Today, I find myself curious. I'm a big fan of questions. I love asking people about their experiences, thoughts, and beliefs, especially when I have no idea what their answer might entail. I genuinely think that people are fascinating in all their idiosyncrasies, rationalizations, stubbornness, and acts of good will. At the risk of sounding a bit mentally unstable, I love asking questions of myself, too. As a twenty-something, I find myself working towards becoming more self-aware. As I'm whisking through my day-to-day routine or experiencing something unfamiliar, I try to take a few moments to check in with myself. What emotions are being stirred up within me? What are the sensations in my body telling me? What thoughts are roaming around in my head? Am I being present in this moment, enjoying the world around me?
Today, my curiosity is focused on the wonderful phenomenon of compliments. We give, and we receive. Compliments: the concept seems simple. You tell someone something that you admire about them, and they say "thank you." End of the story, right? Wrong. Especially with women, it seems that there's often this intricate dance back and forth between "I compliment you" and "You compliment me back." And what about those of us who find receiving compliments to be a bit awkward? Why is it easier to accept compliments from a stranger than someone I know closely?
This last question has really sparked my curiosity. Generally, I don't receive compliments very well. I know, I know....it's a work in progress. When someone compliments me on my appearance, I'm likely to scrunch up my eyebrows and wrinkle my nose (mostly in a joking way), but I still feel obligated to say "thank you." I am polite to a fault sometimes, but I also try to be guarded against seeming narcissistic. I strive for humility, and while I don't always get there, it's something I value very much. Somewhere along the way, though, I began to equate accepting compliments with being self-centered. What's that about?
Lately, I've begun to question why I respond in this way.

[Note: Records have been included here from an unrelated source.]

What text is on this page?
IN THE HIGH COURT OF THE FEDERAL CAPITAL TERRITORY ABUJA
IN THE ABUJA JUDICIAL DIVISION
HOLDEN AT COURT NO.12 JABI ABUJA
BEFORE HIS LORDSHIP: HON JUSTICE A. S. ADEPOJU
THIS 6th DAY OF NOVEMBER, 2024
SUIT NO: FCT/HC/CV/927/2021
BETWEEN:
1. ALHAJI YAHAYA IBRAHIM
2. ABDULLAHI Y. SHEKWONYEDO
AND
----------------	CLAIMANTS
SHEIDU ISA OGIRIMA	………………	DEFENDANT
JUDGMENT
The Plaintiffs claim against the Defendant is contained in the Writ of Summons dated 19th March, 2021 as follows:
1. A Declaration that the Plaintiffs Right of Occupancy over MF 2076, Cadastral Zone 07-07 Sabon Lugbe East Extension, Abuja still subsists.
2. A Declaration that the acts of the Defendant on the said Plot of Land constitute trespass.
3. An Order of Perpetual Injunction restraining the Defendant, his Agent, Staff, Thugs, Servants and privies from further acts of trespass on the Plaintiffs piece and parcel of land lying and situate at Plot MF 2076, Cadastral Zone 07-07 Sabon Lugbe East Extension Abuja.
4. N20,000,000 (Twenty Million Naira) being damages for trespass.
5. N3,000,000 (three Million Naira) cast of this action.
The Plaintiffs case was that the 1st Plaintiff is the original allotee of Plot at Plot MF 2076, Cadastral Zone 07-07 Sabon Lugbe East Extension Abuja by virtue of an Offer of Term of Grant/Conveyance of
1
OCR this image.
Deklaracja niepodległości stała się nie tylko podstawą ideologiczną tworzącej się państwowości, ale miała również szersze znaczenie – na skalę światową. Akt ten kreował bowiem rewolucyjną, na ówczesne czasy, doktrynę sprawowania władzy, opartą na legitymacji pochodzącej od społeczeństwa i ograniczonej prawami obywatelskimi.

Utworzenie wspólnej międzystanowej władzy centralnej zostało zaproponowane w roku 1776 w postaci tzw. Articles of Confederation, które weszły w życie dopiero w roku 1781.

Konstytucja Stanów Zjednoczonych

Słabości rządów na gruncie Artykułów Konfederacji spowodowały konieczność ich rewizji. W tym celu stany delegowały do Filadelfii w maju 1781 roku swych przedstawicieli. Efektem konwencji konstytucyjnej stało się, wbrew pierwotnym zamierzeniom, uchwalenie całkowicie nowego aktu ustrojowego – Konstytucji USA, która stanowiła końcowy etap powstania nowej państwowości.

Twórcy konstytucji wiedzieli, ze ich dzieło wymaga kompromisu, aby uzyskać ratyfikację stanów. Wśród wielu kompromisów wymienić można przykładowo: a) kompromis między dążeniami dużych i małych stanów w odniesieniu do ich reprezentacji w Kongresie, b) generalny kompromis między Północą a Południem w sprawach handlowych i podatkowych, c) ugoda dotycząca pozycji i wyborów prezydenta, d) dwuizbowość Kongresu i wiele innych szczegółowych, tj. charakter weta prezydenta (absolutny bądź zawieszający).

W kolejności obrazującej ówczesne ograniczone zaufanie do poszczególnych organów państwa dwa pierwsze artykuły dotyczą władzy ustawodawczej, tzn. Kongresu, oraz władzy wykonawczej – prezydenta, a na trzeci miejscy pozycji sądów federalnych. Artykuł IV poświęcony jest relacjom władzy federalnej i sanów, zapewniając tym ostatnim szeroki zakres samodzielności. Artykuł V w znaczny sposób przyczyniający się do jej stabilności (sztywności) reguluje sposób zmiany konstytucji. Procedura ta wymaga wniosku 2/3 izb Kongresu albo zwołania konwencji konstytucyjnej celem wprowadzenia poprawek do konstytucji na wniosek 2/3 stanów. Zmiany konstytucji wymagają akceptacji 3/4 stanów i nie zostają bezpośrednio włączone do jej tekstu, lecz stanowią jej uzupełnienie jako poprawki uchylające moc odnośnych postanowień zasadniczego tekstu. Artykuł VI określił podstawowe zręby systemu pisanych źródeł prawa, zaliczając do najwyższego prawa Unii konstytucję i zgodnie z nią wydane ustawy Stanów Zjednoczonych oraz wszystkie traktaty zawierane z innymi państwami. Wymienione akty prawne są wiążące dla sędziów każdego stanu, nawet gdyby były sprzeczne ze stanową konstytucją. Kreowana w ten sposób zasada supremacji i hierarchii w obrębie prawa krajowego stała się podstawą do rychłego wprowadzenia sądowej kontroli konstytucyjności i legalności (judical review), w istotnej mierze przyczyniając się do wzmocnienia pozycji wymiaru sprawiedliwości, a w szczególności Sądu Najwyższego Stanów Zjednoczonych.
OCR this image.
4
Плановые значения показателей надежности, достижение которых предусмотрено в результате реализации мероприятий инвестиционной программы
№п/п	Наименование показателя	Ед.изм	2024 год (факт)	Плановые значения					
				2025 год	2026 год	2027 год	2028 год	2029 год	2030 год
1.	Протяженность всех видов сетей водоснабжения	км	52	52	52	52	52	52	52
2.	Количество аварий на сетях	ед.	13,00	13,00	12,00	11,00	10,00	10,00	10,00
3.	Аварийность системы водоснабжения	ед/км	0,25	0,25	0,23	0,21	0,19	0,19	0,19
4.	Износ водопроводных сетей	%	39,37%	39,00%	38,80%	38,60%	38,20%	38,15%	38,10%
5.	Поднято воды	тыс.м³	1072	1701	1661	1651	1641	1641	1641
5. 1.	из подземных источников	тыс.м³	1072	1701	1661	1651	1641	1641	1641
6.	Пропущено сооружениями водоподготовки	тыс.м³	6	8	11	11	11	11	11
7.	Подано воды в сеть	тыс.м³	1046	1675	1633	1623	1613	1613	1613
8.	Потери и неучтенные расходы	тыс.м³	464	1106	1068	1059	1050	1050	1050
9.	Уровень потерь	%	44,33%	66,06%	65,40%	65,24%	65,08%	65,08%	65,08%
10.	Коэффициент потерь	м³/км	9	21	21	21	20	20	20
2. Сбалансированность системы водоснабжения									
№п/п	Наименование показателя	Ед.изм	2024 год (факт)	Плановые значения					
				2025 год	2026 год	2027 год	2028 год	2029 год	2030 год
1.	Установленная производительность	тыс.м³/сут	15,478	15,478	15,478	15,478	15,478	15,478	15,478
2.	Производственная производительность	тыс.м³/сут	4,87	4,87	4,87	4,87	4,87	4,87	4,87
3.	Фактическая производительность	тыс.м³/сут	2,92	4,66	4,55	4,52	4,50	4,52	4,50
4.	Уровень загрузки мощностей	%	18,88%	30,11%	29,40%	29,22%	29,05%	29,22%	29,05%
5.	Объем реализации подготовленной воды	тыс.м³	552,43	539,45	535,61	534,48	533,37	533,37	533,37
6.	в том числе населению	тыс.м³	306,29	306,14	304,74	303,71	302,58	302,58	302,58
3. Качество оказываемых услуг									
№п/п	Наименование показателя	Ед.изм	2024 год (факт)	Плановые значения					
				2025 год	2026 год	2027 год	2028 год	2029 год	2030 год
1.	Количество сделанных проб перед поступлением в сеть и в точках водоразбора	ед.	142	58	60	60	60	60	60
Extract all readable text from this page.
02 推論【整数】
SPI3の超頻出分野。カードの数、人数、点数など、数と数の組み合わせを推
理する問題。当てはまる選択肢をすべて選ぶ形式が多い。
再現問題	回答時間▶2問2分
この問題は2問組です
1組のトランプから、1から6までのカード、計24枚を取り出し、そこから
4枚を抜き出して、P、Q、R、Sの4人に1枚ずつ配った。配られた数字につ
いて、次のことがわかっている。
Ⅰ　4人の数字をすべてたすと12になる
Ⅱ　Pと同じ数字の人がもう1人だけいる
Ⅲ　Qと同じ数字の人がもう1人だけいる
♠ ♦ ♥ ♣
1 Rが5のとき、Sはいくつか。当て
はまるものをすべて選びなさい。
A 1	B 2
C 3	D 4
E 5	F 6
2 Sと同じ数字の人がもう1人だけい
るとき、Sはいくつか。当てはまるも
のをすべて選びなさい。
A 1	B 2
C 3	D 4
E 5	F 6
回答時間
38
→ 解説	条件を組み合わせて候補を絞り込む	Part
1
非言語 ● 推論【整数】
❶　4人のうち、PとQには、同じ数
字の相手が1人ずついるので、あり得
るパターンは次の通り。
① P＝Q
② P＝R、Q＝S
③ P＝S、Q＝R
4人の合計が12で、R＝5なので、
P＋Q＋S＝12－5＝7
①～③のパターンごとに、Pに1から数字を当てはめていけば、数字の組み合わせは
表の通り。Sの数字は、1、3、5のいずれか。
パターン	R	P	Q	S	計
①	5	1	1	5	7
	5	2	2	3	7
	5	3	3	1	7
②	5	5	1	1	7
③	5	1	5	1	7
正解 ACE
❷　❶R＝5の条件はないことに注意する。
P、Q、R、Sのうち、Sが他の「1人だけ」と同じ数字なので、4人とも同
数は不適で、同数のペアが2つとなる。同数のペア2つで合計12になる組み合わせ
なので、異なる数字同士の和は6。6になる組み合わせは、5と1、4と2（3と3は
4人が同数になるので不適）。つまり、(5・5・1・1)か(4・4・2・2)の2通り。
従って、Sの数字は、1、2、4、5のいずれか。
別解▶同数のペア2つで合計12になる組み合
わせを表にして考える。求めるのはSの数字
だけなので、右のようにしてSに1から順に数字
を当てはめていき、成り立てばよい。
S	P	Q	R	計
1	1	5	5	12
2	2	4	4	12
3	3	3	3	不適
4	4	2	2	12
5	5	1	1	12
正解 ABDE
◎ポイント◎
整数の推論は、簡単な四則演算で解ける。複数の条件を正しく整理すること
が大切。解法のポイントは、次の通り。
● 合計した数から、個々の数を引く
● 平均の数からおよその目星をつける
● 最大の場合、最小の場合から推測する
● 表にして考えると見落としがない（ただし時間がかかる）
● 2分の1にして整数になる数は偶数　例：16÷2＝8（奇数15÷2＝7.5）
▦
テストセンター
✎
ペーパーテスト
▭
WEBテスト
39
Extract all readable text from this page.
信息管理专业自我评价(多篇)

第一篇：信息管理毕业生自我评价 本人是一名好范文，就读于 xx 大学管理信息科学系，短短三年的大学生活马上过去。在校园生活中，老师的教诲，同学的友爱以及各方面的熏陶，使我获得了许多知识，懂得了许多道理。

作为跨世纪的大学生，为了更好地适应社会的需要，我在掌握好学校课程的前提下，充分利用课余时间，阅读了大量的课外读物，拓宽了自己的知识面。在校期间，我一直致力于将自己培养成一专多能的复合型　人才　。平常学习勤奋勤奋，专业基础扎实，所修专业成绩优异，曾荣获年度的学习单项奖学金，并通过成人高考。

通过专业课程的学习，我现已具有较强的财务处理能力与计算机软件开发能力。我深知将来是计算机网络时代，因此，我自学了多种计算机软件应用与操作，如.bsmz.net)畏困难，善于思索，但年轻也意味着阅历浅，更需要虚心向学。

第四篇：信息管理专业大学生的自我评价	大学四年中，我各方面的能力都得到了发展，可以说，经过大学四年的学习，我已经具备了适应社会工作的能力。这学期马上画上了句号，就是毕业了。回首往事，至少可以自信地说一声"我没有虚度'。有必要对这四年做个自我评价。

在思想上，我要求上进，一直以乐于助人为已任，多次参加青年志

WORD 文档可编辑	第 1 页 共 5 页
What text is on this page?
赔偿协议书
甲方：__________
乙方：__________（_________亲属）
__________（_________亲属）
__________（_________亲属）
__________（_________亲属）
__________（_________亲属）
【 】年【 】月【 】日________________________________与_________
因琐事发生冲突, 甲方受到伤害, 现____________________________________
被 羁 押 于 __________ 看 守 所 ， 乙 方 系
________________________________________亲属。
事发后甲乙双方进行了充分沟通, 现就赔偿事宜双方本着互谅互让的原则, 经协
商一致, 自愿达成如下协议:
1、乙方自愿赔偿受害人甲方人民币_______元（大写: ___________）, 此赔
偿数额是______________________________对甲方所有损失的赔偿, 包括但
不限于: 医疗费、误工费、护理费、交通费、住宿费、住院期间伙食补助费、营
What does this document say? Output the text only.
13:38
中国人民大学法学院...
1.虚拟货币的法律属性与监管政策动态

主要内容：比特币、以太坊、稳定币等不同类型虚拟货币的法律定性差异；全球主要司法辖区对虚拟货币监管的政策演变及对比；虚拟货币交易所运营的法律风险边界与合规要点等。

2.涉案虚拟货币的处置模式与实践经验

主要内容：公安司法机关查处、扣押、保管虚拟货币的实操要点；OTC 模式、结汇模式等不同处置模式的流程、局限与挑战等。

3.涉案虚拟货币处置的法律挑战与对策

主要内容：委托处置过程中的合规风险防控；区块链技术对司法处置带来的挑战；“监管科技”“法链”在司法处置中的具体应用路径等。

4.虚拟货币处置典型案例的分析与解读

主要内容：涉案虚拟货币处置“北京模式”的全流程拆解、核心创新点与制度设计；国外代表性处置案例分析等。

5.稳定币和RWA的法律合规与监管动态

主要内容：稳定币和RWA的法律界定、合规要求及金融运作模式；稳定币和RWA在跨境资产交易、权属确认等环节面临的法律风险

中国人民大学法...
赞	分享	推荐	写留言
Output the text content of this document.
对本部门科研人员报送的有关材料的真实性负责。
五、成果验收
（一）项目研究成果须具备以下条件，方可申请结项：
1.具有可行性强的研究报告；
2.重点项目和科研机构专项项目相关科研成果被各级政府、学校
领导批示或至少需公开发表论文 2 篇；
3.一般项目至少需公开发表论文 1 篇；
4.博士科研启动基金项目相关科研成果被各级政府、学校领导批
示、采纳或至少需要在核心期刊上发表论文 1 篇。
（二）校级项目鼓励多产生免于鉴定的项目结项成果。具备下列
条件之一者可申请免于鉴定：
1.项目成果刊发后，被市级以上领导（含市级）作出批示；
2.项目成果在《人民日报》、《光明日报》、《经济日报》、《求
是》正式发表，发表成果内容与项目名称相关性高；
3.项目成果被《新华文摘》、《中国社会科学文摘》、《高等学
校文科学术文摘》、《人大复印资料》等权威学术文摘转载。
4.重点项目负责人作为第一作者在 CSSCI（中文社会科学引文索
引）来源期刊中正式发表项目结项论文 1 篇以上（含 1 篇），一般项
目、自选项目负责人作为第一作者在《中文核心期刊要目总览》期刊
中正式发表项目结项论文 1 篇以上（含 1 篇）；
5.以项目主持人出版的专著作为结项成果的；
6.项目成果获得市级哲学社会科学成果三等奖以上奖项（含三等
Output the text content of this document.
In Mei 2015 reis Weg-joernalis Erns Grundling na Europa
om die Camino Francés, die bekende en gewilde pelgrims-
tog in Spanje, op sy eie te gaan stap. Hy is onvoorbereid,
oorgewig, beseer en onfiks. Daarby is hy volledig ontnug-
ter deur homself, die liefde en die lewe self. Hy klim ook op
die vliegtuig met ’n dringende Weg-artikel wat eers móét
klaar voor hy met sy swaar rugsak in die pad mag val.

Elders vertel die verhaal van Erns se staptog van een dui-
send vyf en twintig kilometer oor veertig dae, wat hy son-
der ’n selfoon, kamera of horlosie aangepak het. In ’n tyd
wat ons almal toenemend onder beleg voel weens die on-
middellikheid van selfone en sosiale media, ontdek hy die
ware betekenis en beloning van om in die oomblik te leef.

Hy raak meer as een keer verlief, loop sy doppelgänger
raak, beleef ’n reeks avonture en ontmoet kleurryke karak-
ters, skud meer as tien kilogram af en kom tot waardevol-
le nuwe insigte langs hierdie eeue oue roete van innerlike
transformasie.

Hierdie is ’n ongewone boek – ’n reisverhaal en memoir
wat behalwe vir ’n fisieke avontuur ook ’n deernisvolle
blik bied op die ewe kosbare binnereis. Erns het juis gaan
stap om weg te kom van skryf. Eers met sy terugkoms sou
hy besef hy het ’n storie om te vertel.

Why can't I just smile and say "thank you," without feeling like my stomach is churning butter inside? Why is it so difficult to trust that the person genuinely means what they say? How are humility and self-confidence intertwined together?
I've found that it is easier for me to accept appearance-related compliments from a random stranger than from someone I know personally. In this situation, I can smile, say thank you, and go on with my day. I don't give another thought about what the person will think of me based upon how I respond to a compliment. But when it comes to a compliment from someone I know, I feel uncomfortable. Why the madness, I feel myself wondering.
After giving this some thought, I've realized that within my personal relationships, it is much more important to me that someone values my actions and my behaviors than my appearance. I would rather be seen by those important to me as being intelligent, competent, and self-respecting than simply as someone with a pretty face or great earrings. As I write this, though, I'm struck by the thought that self-respect includes respecting all of one's self: physical appearance, intellectual capability, and emotional being. I'm going to let this thought guide me as I continue to learn how to accept compliments with grace, humility, and joy.
And so, dear friends, if you're still reading this, by now, I'm impressed :) Just consider it all part of the journey of self-awareness. Thanks for joining me on the ride. It's been a fun adventure!